BRASIL, 28 de agosto de 2025 – A Previdência Social projeta crescimento expressivo nas despesas para 2026. O orçamento do Instituto Nacional do Seguro Social (INSS) prevê alta de R$ 87,2 bilhões em relação a 2025. A estimativa aparece em documento obtido pela Folha de S.Paulo e será incorporada à Lei Orçamentária Anual enviada ao Congresso nesta sexta (29).

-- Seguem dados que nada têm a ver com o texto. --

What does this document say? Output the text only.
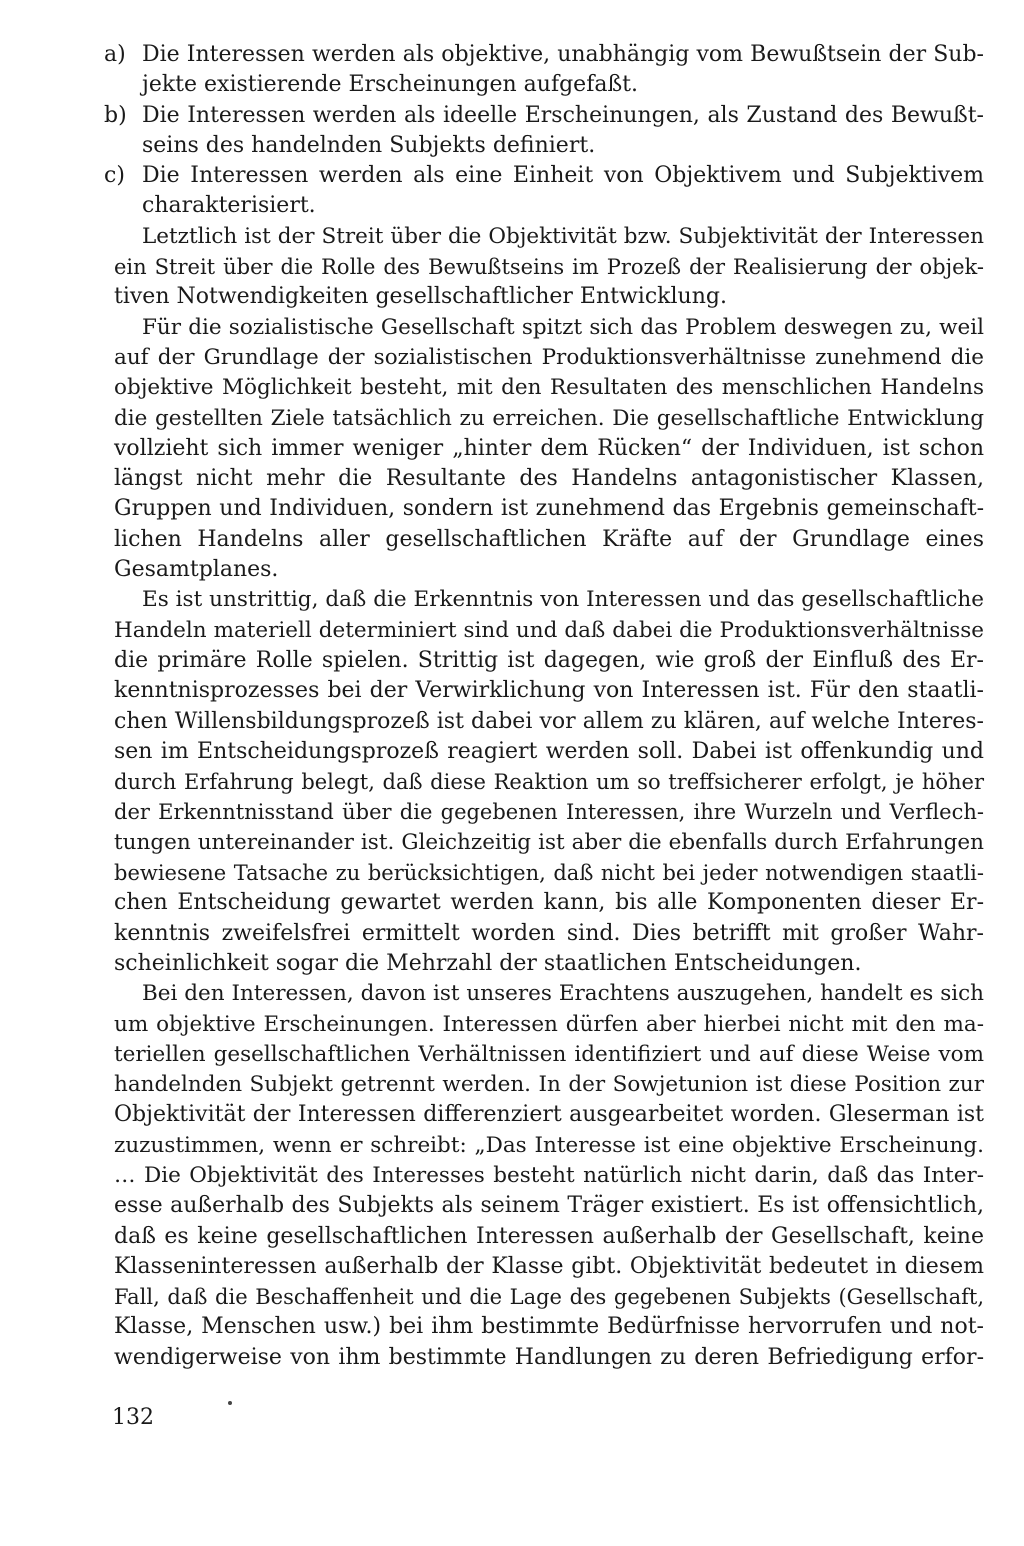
a) Die Interessen werden als objektive, unabhängig vom Bewußtsein der Sub-
jekte existierende Erscheinungen aufgefaßt.
b) Die Interessen werden als ideelle Erscheinungen, als Zustand des Bewußt-
seins des handelnden Subjekts definiert.
c) Die Interessen werden als eine Einheit von Objektivem und Subjektivem
charakterisiert.
Letztlich ist der Streit über die Objektivität bzw. Subjektivität der Interessen
ein Streit über die Rolle des Bewußtseins im Prozeß der Realisierung der objek-
tiven Notwendigkeiten gesellschaftlicher Entwicklung.
Für die sozialistische Gesellschaft spitzt sich das Problem deswegen zu, weil
auf der Grundlage der sozialistischen Produktionsverhältnisse zunehmend die
objektive Möglichkeit besteht, mit den Resultaten des menschlichen Handelns
die gestellten Ziele tatsächlich zu erreichen. Die gesellschaftliche Entwicklung
vollzieht sich immer weniger „hinter dem Rücken“ der Individuen, ist schon
längst nicht mehr die Resultante des Handelns antagonistischer Klassen,
Gruppen und Individuen, sondern ist zunehmend das Ergebnis gemeinschaft-
lichen Handelns aller gesellschaftlichen Kräfte auf der Grundlage eines
Gesamtplanes.
Es ist unstrittig, daß die Erkenntnis von Interessen und das gesellschaftliche
Handeln materiell determiniert sind und daß dabei die Produktionsverhältnisse
die primäre Rolle spielen. Strittig ist dagegen, wie groß der Einfluß des Er-
kenntnisprozesses bei der Verwirklichung von Interessen ist. Für den staatli-
chen Willensbildungsprozeß ist dabei vor allem zu klären, auf welche Interes-
sen im Entscheidungsprozeß reagiert werden soll. Dabei ist offenkundig und
durch Erfahrung belegt, daß diese Reaktion um so treffsicherer erfolgt, je höher
der Erkenntnisstand über die gegebenen Interessen, ihre Wurzeln und Verflech-
tungen untereinander ist. Gleichzeitig ist aber die ebenfalls durch Erfahrungen
bewiesene Tatsache zu berücksichtigen, daß nicht bei jeder notwendigen staatli-
chen Entscheidung gewartet werden kann, bis alle Komponenten dieser Er-
kenntnis zweifelsfrei ermittelt worden sind. Dies betrifft mit großer Wahr-
scheinlichkeit sogar die Mehrzahl der staatlichen Entscheidungen.
Bei den Interessen, davon ist unseres Erachtens auszugehen, handelt es sich
um objektive Erscheinungen. Interessen dürfen aber hierbei nicht mit den ma-
teriellen gesellschaftlichen Verhältnissen identifiziert und auf diese Weise vom
handelnden Subjekt getrennt werden. In der Sowjetunion ist diese Position zur
Objektivität der Interessen differenziert ausgearbeitet worden. Gleserman ist
zuzustimmen, wenn er schreibt: „Das Interesse ist eine objektive Erscheinung.
… Die Objektivität des Interesses besteht natürlich nicht darin, daß das Inter-
esse außerhalb des Subjekts als seinem Träger existiert. Es ist offensichtlich,
daß es keine gesellschaftlichen Interessen außerhalb der Gesellschaft, keine
Klasseninteressen außerhalb der Klasse gibt. Objektivität bedeutet in diesem
Fall, daß die Beschaffenheit und die Lage des gegebenen Subjekts (Gesellschaft,
Klasse, Menschen usw.) bei ihm bestimmte Bedürfnisse hervorrufen und not-
wendigerweise von ihm bestimmte Handlungen zu deren Befriedigung erfor-
132
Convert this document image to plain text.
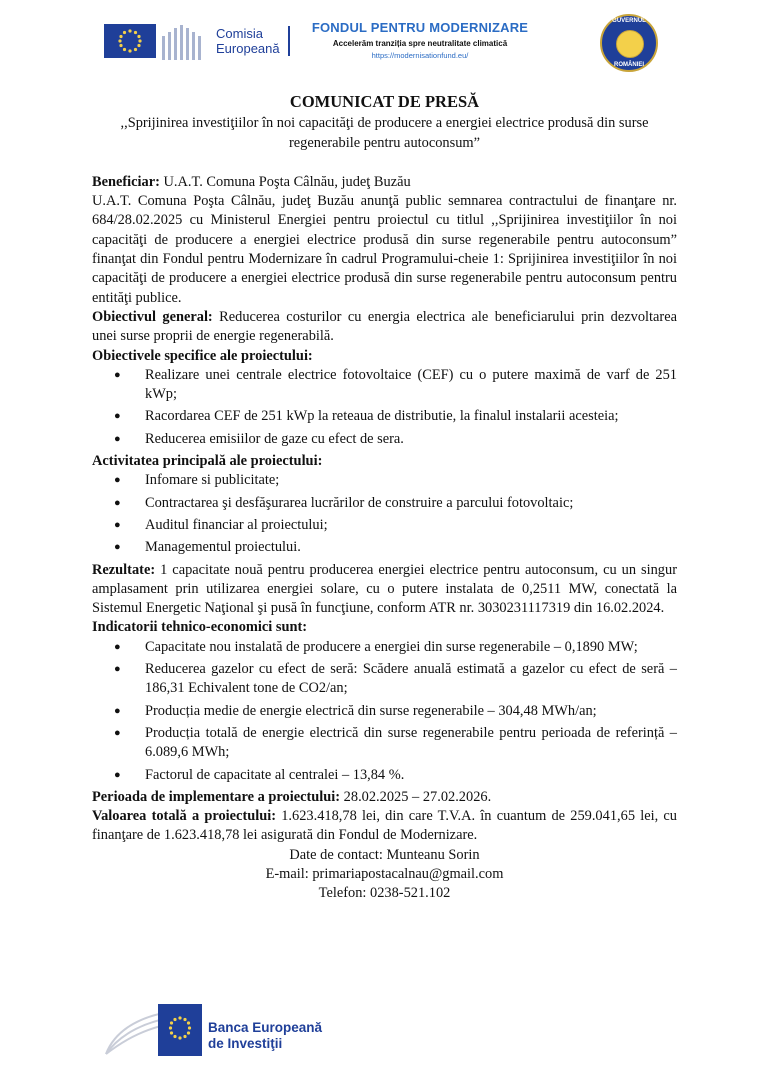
Comisia
Europeană
FONDUL PENTRU MODERNIZARE
Accelerăm tranziția spre neutralitate climatică
https://modernisationfund.eu/
GUVERNUL
ROMÂNIEI
COMUNICAT DE PRESĂ
,,Sprijinirea investiţiilor în noi capacităţi de producere a energiei electrice produsă din surse regenerabile pentru autoconsum”

Beneficiar: U.A.T. Comuna Poşta Câlnău, judeţ Buzău

U.A.T. Comuna Poşta Câlnău, judeţ Buzău anunţă public semnarea contractului de finanţare nr. 684/28.02.2025 cu Ministerul Energiei pentru proiectul cu titlul ,,Sprijinirea investiţiilor în noi capacităţi de producere a energiei electrice produsă din surse regenerabile pentru autoconsum” finanţat din Fondul pentru Modernizare în cadrul Programului-cheie 1: Sprijinirea investiţiilor în noi capacităţi de producere a energiei electrice produsă din surse regenerabile pentru autoconsum pentru entităţi publice.

Obiectivul general: Reducerea costurilor cu energia electrica ale beneficiarului prin dezvoltarea unei surse proprii de energie regenerabilă.

Obiectivele specifice ale proiectului:

● Realizare unei centrale electrice fotovoltaice (CEF) cu o putere maximă de varf de 251 kWp;
● Racordarea CEF de 251 kWp la reteaua de distributie, la finalul instalarii acesteia;
● Reducerea emisiilor de gaze cu efect de sera.

Activitatea principală ale proiectului:

● Infomare si publicitate;
● Contractarea şi desfăşurarea lucrărilor de construire a parcului fotovoltaic;
● Auditul financiar al proiectului;
● Managementul proiectului.

Rezultate: 1 capacitate nouă pentru producerea energiei electrice pentru autoconsum, cu un singur amplasament prin utilizarea energiei solare, cu o putere instalata de 0,2511 MW, conectată la Sistemul Energetic Naţional şi pusă în funcţiune, conform ATR nr. 3030231117319 din 16.02.2024.

Indicatorii tehnico-economici sunt:

● Capacitate nou instalată de producere a energiei din surse regenerabile – 0,1890 MW;
● Reducerea gazelor cu efect de seră: Scădere anuală estimată a gazelor cu efect de seră – 186,31 Echivalent tone de CO2/an;
● Producția medie de energie electrică din surse regenerabile – 304,48 MWh/an;
● Producția totală de energie electrică din surse regenerabile pentru perioada de referință – 6.089,6 MWh;
● Factorul de capacitate al centralei – 13,84 %.

Perioada de implementare a proiectului: 28.02.2025 – 27.02.2026.

Valoarea totală a proiectului: 1.623.418,78 lei, din care T.V.A. în cuantum de 259.041,65 lei, cu finanţare de 1.623.418,78 lei asigurată din Fondul de Modernizare.

Date de contact: Munteanu Sorin
E-mail: primariapostacalnau@gmail.com
Telefon: 0238-521.102
Banca Europeană
de Investiţii
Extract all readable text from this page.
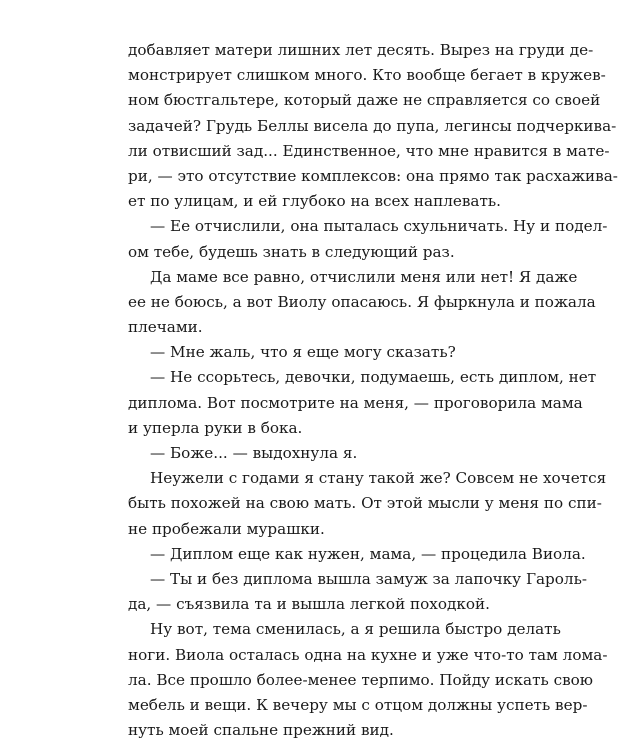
добавляет матери лишних лет десять. Вырез на груди де-
монстрирует слишком много. Кто вообще бегает в кружев-
ном бюстгальтере, который даже не справляется со своей
задачей? Грудь Беллы висела до пупа, легинсы подчеркива-
ли отвисший зад... Единственное, что мне нравится в мате-
ри, — это отсутствие комплексов: она прямо так расхажива-
ет по улицам, и ей глубоко на всех наплевать.
— Ее отчислили, она пыталась схульничать. Ну и подел-
ом тебе, будешь знать в следующий раз.
Да маме все равно, отчислили меня или нет! Я даже
ее не боюсь, а вот Виолу опасаюсь. Я фыркнула и пожала
плечами.
— Мне жаль, что я еще могу сказать?
— Не ссорьтесь, девочки, подумаешь, есть диплом, нет
диплома. Вот посмотрите на меня, — проговорила мама
и уперла руки в бока.
— Боже... — выдохнула я.
Неужели с годами я стану такой же? Совсем не хочется
быть похожей на свою мать. От этой мысли у меня по спи-
не пробежали мурашки.
— Диплом еще как нужен, мама, — процедила Виола.
— Ты и без диплома вышла замуж за лапочку Гароль-
да, — съязвила та и вышла легкой походкой.
Ну вот, тема сменилась, а я решила быстро делать
ноги. Виола осталась одна на кухне и уже что-то там лома-
ла. Все прошло более-менее терпимо. Пойду искать свою
мебель и вещи. К вечеру мы с отцом должны успеть вер-
нуть моей спальне прежний вид.
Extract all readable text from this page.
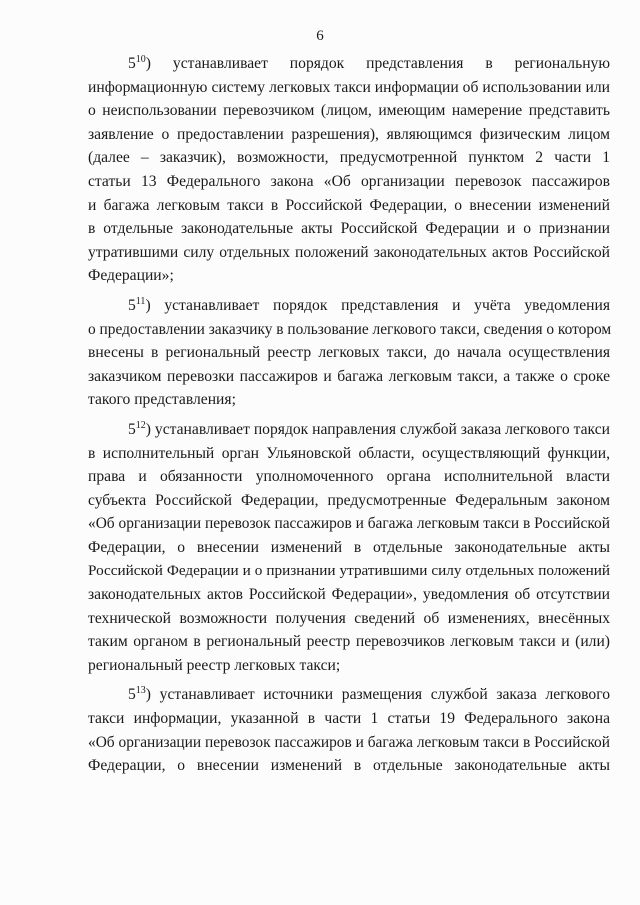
6
$5^{10}$) устанавливает порядок представления в региональную
информационную систему легковых такси информации об использовании или
о неиспользовании перевозчиком (лицом, имеющим намерение представить
заявление о предоставлении разрешения), являющимся физическим лицом
(далее – заказчик), возможности, предусмотренной пунктом 2 части 1
статьи 13 Федерального закона «Об организации перевозок пассажиров
и багажа легковым такси в Российской Федерации, о внесении изменений
в отдельные законодательные акты Российской Федерации и о признании
утратившими силу отдельных положений законодательных актов Российской
Федерации»;
$5^{11}$) устанавливает порядок представления и учёта уведомления
о предоставлении заказчику в пользование легкового такси, сведения о котором
внесены в региональный реестр легковых такси, до начала осуществления
заказчиком перевозки пассажиров и багажа легковым такси, а также о сроке
такого представления;
$5^{12}$) устанавливает порядок направления службой заказа легкового такси
в исполнительный орган Ульяновской области, осуществляющий функции,
права и обязанности уполномоченного органа исполнительной власти
субъекта Российской Федерации, предусмотренные Федеральным законом
«Об организации перевозок пассажиров и багажа легковым такси в Российской
Федерации, о внесении изменений в отдельные законодательные акты
Российской Федерации и о признании утратившими силу отдельных положений
законодательных актов Российской Федерации», уведомления об отсутствии
технической возможности получения сведений об изменениях, внесённых
таким органом в региональный реестр перевозчиков легковым такси и (или)
региональный реестр легковых такси;
$5^{13}$) устанавливает источники размещения службой заказа легкового
такси информации, указанной в части 1 статьи 19 Федерального закона
«Об организации перевозок пассажиров и багажа легковым такси в Российской
Федерации, о внесении изменений в отдельные законодательные акты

O gasto da Previdência Social deve atingir R$ 1,07 trilhão, contra os R$ 984 bilhões projetados para 2025. Entre os fatores que explicam o aumento estão o reajuste do piso, a concessão de novos benefícios e a decisão do Supremo Tribunal Federal (STF) que alterou as regras do salário-maternidade.
A elevação de quase 9% nas despesas pressiona o teto de gastos do arcabouço fiscal. Esse limite será corrigido pela inflação acumulada até junho, de 5,35%, garantindo apenas espaço real de 2,5% em 2026. Segundo técnicos, a medida do STF adiciona R$ 8,5 bilhões em custos já no próximo ano.
O Supremo derrubou a exigência de dez contribuições mínimas de autônomas para receber o salário-maternidade. A decisão pode gerar também pedidos retroativos de seguradas que tiveram o benefício negado nos últimos cinco anos. O impacto inicial de R$ 12 bilhões foi reduzido para R$ 8,5 bilhões após revisão.
Em julho, a equipe econômica projetava despesas de R$ 980 bilhões para 2026, sem incluir precatórios, decisões judiciais e compensações a estados e municípios. Essa diferença expõe divergências internas na contabilidade do governo e pode resultar em novos bloqueios de gastos livres, como investimentos.
Estudo do INSS mostra que o efeito da decisão do STF vai além de 2026. Entre 2027 e 2029, o gasto adicional pode variar de R$ 10,6 bilhões a R$ 11,6 bilhões por ano, acumulando R$ 42,3 bilhões em quatro anos.
A previsão pressiona as metas fiscais durante toda a transição prevista no novo arcabouço.